Graphics are good, story interesting, acting decent. 

Blink particularly well done.


----------



## Mouse (Oct 23, 2017)

Sounds interesting. Is this the one that got cancelled?


----------



## J-Sun (Oct 24, 2017)

I would have had no interest in yet another comic book show but they had the wisdom to cast Amy Acker, so I gave it a try just for her. Yet, to my surprise, it's pretty darned good. A little transparent on the symbolic level but I like how almost everyone's a little compromised and there are all kinds of conflicts beyond just mutants vs. cops. Makes for a more complicated and interesting show than might be expected. I was thinking tonight was episode 3 but I must have blended something together because it was #4 and I have seen them all. Enjoyed them all, too.

As far as it being cancelled, Mouse, nope, I think it's doing pretty well in the ratings but I did just find out it's a "limited run" series when I thought it was a normal one. Only supposed to have 10 eps. But I suspect there will be more if the ratings hold up. And I hope they do. This is actually the only hour-long show I'm watching this season and one of only three at all, at least until _iZombie_ and _Elementary_ come back.


----------



## Kylara (Oct 24, 2017)

I thought the same and was pleasantly surprised at how good it is. 

Like you said lots of layers that jazz it up a bit, and it's introducing a new power every ep so as not to overwhelm the viewer. 

The UK are one week behind I think. FOX is showing on a Sunday evening. And we had ep 3.

It's also good to see that they aren't doing the massive explain/info dump about the world/peoples' powers etc but just acting like normal and assuming the viewer will keep up and make assumptions. 

Some of the script in ep 3 was a little on the poor side but most of it was good.


----------



## Mouse (Oct 24, 2017)

J-Sun said:


> As far as it being cancelled, Mouse, nope, I think it's doing pretty well in the ratings but I did just find out it's a "limited run" series when I thought it was a normal one.



Excellent, thanks. I'll check this one out. (I was thinking of _Sense8_).


----------



## Alexa (Oct 27, 2017)

It's like having the X-Men again, but his time in a series. Only this time we have parents who prefer to save their mutant children and run with the others. Nothing original.


----------



## Mouse (Oct 27, 2017)

Ok, seen the first ep now, really enjoyed it. In particular - Whisky from Dollhouse. Animated X-Men ringtone. Stan Lee. Dog.


----------



## Kylara (Oct 28, 2017)

Thank God someone else remembers the animated xmen series. I got all excited and then no one else knew what I was talking about! Thought I had imagined it existing. Or had got the theme tune wrong.


----------



## Mouse (Oct 28, 2017)

Of course! I've got the entire original animated series on DVD.


----------



## Kylara (Oct 29, 2017)

Very jealous now! I have a craving for it after hearing that snippet of theme tune.

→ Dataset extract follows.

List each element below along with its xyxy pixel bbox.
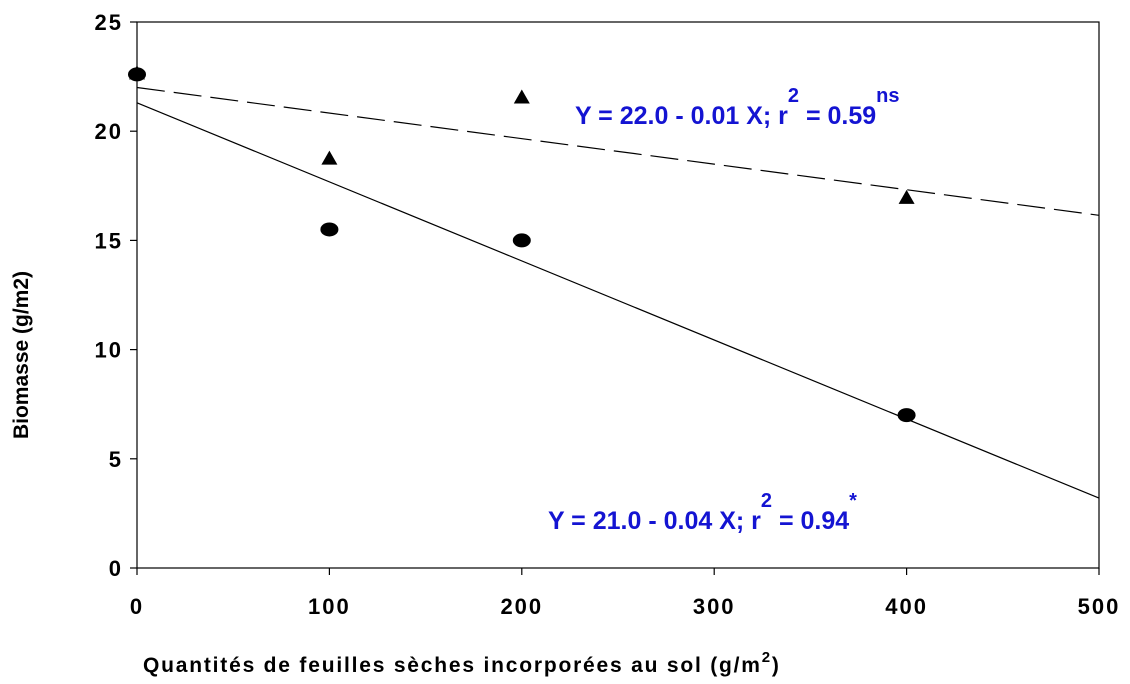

I loved watching it but it's all vague fuzzy memories with the odd bright spark of a particular moment!


----------



## Mouse (Oct 29, 2017)

There might be episodes on YouTube. I have to watch it for my Gambit fix.


----------



## Alexa (Nov 21, 2017)

I watched the episode last night. _So_ grandfather and his parents were gifted, too. That explains a lot.



Sorry pH, but that *so* fits so well in there !


----------